Still, business is what it is and peak times demand additional sacrifice. Here are some tips that have helped our family in the past:

1. If you have a support system, use it. Talk to your spouse or significant other, and then the two of you talk to your kids if you have them. Explain what's going on, ask for their understanding, and tell them when it will be over. You'll be surprised at how supportive and resilient kids can be when you bring them into the conversation and ask them to help the grown-ups.

2. Plan Your Time. Now I know there are some of you who are creative and spontaneous and who think this is old school and rigid, but when you have less time for yourself and family, planning that time and following your plan with discipline is more important than ever. In peak work times, it makes the difference between seeing your family some days and not.
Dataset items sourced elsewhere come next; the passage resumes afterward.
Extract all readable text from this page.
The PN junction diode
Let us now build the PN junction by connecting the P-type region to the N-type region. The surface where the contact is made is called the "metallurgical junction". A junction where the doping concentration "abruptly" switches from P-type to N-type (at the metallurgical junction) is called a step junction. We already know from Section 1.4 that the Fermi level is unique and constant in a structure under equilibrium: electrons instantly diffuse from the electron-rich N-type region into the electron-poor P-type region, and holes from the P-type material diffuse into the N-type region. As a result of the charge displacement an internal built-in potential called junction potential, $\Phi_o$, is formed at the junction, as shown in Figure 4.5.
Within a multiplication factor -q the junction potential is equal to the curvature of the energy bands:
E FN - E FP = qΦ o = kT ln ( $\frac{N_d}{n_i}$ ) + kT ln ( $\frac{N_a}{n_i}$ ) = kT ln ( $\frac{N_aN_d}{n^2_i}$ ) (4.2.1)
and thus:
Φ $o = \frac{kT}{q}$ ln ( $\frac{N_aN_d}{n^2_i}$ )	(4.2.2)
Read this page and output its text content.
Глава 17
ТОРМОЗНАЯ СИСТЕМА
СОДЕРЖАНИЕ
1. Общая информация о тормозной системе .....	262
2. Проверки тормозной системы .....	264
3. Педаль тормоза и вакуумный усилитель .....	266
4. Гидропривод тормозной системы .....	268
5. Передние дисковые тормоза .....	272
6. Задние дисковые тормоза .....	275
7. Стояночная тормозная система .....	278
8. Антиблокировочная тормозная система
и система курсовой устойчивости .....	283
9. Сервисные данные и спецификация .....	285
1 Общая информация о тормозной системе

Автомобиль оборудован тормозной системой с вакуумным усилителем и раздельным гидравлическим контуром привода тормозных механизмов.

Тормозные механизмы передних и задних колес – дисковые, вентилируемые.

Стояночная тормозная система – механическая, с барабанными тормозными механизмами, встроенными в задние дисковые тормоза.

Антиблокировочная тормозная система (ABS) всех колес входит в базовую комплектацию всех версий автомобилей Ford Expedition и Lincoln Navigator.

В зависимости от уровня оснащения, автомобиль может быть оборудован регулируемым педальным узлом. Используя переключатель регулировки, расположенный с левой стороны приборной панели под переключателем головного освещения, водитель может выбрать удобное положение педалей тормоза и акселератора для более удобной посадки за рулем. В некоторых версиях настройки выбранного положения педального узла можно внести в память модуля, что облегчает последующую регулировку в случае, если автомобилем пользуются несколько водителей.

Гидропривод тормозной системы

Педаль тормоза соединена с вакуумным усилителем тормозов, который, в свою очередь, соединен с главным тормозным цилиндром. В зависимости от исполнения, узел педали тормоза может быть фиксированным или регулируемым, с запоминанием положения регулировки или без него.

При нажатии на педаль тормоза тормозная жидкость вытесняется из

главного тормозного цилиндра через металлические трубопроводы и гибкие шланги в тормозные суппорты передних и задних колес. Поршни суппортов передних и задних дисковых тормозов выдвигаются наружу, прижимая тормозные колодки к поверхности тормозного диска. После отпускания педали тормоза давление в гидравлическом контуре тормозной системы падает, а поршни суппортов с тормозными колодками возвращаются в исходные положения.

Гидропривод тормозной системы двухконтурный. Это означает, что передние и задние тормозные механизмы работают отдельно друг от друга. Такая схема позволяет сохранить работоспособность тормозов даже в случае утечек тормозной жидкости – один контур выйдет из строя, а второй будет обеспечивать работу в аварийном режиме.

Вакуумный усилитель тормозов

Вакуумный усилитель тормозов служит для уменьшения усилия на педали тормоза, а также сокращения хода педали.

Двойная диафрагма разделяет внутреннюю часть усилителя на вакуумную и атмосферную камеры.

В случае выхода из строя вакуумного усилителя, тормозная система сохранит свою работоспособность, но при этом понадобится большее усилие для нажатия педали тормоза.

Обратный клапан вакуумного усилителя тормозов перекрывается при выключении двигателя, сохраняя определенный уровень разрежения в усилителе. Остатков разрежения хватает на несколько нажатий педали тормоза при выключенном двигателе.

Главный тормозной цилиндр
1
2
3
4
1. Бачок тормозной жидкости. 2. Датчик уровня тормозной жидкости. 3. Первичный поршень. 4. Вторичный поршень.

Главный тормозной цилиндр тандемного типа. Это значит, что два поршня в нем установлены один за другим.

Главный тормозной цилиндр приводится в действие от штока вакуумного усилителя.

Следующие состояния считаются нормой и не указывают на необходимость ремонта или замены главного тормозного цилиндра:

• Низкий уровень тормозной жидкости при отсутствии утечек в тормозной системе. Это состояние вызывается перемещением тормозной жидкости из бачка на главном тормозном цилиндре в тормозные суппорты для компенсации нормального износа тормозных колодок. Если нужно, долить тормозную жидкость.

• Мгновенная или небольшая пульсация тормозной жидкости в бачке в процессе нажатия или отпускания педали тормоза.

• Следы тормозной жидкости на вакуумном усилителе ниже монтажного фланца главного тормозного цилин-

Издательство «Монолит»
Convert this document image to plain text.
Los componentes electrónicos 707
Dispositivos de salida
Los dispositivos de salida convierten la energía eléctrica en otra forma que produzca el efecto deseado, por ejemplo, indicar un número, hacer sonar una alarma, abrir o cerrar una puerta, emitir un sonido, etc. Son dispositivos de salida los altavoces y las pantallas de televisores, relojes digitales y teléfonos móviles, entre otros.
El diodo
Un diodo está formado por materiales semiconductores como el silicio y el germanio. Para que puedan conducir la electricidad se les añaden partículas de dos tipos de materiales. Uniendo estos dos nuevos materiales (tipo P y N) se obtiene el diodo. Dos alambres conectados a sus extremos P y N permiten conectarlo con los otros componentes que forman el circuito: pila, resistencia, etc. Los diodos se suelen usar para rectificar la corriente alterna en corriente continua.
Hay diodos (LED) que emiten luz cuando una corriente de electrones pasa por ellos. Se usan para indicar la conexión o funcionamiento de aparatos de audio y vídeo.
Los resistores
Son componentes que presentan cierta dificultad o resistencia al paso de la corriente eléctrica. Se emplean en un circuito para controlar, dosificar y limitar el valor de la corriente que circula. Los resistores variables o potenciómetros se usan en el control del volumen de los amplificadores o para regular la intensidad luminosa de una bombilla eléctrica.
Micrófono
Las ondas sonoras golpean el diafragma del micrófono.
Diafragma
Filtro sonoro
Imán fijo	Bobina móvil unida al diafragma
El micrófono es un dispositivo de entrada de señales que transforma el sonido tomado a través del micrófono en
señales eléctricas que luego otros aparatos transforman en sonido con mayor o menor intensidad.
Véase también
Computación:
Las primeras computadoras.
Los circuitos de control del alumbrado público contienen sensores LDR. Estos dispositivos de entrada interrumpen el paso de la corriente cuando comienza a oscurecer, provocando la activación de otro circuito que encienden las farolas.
3. Keep Perspective. See above

4. Seek Help if Needed. We counsel with people who are feeling overwhelmed, and often its because we're close and listen. However, if you need someone to talk to in the middle of the night or you don't feel comfortable bringing your issues up in the workplace, we strongly encourage you to use the company's Employee Assistant hotline at 888-887-4114. This is an outside contractor to the company who, due to HIPPA laws, can never share your conversations with the company under any circumstances. Counselors are standing by now.

And remember folks, nothing is life and death but life and death.